Brain Surgery's GPS (Johns Hopkins Medical Center)

By: Judy F. Minkove 

New technology at Johns Hopkins Bayview Medical Center gives neurosurgeons--and patients--an edge

Johns Hopkins Bayview’s Neurosurgery Chair Alessandro Olivi, with nurse coordinator Allison Godsey. Says Olivi, “This technology helps us verify positions and detect potential complications.”

Johns Hopkins Bayview’s Neurosurgery Chair Alessandro Olivi, with nurse coordinator Allison Godsey. Says Olivi, “This technology helps us verify positions and detect potential complications.”

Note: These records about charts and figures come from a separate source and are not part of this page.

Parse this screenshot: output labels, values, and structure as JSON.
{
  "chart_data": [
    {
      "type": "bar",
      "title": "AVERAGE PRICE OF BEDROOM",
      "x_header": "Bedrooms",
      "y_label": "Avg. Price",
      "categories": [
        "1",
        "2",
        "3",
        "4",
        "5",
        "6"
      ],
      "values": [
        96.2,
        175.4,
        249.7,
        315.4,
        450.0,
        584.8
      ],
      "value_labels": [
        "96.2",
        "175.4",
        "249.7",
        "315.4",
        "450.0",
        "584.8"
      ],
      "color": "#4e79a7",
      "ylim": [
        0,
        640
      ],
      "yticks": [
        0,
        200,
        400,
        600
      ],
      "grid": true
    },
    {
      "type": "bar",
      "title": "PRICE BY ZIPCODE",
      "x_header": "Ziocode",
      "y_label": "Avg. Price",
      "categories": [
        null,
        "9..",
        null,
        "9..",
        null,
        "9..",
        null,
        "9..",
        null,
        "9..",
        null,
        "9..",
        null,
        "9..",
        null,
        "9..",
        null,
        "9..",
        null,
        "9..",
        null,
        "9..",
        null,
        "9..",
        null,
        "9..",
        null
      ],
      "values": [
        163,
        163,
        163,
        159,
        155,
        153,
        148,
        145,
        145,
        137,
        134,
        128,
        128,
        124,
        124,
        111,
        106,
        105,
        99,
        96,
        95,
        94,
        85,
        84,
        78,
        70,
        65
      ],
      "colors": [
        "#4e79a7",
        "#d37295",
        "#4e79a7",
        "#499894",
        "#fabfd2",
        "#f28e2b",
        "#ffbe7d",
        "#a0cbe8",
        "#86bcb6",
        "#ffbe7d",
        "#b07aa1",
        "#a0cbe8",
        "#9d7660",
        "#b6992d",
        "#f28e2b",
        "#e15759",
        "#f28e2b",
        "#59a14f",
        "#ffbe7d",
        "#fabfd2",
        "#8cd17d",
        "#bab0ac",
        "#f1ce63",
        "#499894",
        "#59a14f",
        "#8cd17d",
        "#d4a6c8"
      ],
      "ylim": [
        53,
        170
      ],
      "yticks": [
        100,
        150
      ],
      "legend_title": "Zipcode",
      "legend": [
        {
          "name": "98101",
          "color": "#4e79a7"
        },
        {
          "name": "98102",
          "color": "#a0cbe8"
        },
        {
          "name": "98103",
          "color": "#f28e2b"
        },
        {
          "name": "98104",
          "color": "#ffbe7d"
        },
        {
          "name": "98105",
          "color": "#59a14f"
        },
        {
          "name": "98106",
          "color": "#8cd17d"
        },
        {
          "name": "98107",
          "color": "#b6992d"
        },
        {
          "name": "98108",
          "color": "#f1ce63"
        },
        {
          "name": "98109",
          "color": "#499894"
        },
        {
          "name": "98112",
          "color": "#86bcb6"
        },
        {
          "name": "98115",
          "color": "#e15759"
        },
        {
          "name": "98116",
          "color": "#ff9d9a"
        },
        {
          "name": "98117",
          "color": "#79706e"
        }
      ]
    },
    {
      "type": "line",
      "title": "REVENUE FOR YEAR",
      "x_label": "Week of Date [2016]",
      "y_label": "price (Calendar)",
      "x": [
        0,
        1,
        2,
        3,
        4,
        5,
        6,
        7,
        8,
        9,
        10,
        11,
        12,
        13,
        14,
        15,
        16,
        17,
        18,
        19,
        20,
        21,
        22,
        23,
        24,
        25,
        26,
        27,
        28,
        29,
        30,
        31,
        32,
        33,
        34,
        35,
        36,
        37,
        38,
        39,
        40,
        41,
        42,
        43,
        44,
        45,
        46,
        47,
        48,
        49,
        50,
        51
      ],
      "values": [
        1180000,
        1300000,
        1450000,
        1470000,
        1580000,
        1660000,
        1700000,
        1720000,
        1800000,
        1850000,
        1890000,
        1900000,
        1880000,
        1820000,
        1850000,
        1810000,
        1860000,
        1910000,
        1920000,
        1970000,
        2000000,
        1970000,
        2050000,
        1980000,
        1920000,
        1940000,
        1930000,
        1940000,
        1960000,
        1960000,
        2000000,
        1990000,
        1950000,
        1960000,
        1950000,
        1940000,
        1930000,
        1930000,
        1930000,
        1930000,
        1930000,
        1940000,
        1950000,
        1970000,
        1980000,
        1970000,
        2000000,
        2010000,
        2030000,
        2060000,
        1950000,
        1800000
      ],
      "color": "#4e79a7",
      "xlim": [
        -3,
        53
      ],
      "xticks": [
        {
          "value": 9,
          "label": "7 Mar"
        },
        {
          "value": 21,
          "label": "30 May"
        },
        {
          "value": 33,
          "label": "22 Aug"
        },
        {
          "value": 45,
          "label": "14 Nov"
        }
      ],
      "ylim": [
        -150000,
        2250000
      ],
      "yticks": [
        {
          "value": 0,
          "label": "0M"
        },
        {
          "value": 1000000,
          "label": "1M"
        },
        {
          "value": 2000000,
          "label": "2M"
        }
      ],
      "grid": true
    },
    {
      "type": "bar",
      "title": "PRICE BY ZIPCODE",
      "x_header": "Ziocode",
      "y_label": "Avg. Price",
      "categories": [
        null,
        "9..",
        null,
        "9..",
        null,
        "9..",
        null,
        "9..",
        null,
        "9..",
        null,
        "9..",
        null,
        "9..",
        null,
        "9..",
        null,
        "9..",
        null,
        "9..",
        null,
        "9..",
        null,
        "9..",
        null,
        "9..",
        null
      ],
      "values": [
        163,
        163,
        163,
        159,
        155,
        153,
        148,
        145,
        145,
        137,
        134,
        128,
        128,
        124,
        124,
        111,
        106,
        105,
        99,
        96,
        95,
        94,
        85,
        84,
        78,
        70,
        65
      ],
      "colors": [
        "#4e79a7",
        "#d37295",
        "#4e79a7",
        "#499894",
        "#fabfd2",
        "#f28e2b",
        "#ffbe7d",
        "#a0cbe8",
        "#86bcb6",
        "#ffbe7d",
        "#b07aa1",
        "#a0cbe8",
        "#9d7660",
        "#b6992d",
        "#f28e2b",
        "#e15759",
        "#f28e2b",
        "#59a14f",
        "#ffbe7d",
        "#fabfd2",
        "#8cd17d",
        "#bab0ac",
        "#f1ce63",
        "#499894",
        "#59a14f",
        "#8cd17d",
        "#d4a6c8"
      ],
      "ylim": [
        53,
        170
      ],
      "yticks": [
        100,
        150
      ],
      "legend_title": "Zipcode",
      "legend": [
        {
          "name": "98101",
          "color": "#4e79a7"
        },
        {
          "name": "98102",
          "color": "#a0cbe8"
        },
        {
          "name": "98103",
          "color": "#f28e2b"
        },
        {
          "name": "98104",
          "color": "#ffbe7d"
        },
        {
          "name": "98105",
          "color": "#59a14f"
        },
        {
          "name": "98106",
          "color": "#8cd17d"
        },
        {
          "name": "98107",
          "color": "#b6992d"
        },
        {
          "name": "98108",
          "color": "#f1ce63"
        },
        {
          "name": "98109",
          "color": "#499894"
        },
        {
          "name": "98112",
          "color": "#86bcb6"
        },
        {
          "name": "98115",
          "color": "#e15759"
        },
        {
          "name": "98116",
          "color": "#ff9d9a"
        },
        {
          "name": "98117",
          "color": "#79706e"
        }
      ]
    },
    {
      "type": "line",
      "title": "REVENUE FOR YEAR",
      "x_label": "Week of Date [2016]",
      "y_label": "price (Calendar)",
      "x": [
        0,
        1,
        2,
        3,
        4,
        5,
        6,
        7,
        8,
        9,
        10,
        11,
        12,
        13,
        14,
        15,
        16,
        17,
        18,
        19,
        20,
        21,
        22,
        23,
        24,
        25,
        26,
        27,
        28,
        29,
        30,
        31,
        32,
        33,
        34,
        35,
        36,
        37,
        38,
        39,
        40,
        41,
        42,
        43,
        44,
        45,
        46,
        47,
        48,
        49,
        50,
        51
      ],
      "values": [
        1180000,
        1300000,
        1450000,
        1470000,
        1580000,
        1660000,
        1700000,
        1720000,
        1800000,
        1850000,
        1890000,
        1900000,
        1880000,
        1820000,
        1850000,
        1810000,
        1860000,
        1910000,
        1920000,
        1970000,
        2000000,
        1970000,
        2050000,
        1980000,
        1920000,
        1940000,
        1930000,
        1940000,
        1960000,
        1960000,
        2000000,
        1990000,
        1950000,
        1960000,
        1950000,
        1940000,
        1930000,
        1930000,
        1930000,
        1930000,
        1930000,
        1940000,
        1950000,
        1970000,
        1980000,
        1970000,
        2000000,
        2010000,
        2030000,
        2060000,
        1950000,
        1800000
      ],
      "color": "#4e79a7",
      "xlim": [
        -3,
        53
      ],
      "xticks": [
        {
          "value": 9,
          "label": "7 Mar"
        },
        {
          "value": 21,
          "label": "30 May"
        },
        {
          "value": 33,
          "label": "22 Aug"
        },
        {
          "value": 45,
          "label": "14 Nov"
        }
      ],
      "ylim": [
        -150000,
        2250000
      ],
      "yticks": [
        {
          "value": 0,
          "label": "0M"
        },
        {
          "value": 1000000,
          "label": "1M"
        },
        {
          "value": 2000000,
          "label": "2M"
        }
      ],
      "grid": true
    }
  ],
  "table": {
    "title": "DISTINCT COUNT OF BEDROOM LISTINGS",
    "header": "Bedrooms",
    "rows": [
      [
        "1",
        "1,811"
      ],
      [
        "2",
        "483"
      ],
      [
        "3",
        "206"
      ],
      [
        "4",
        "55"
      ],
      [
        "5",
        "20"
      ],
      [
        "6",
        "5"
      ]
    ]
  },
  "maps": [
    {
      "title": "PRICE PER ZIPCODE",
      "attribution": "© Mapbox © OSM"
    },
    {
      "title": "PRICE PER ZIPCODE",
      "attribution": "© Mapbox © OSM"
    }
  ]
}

More than a century ago at Hopkins, Harvey Cushing, widely regarded as the greatest neurosurgeon of the 20th century, performed the first successful operation for brain tumors. Seventy years later, CT scans would revolutionize brain surgery again. Still, brain tumor patients needed postsurgical scans to see if all the growth had been removed. If not, the patient had to schedule additional surgeries, raising risks for infection and other complications.
Now, Johns Hopkins Bayview Medical Center has found a better way. Since last November, the hospital’s two new neurosurgical operating rooms have been sharing a coveted “intraoperative” CT scanner that gauges a surgery’s progress with razor-sharp precision during and immediately following procedures—while the patient is still prepped for surgery. This eliminates the need to move the patient out of the OR and into the radiology department. If a correction is needed, the patient is ready to be moved right back into surgery.
Hopkins Bayview is the first hospital on the East Coast and the second in the United States to offer this hardware and software working together in connected operating rooms. “There’s a lot of excitement among our neurosurgeons about this,” says lead CT tech Patrick Tyler. “We used to be able to get 60 percent to 70 percent of tumors out during surgery. With this new technology, the doctors project capturing 98 percent of all tumors.”
“Intraoperative CT will make us more effective and provide more safety to patients in the OR,” says Alessandro Olivi, Hopkins Bayview’s neurosurgery chair. “It will be useful when we place catheters into the brain or screws in the spine. It will help to verify their position and make sure that bleeding from the brain has been completely stopped before we take the patient away from the OR.”
Learning this technology was no small feat. Months earlier, the hospital sent a multidisciplinary team to Carondelet Neurological Institute in Tucson, where the only other iCT in the country is housed. Led by former Hopkins Bayview neurosurgery resident Eric Sipos, who is now medical director at the Arizona Institute, the training has also built professional relationships. As time goes on, teams at both hospitals will be able to merge outcomes data to evaluate the effect of the new technology on patients’ experiences.
Brand new technology also debuted recently at Hopkins Bayview’s adjoining new endovascular operating room, aiding surgeons as they treat a wide range of complex vascular conditions. The fixed, ceiling-mounted system in a sterile surgical environment means combination cases can be performed at one time, which is better for the patient—instead of using an interventional radiology suite and then having another procedure in the operating room.
The only drawback to these new developments, says Tyler, is that it puts additional pressure on his staff of about a dozen techs to work longer hours—a small price to pay, he adds, for better outcomes.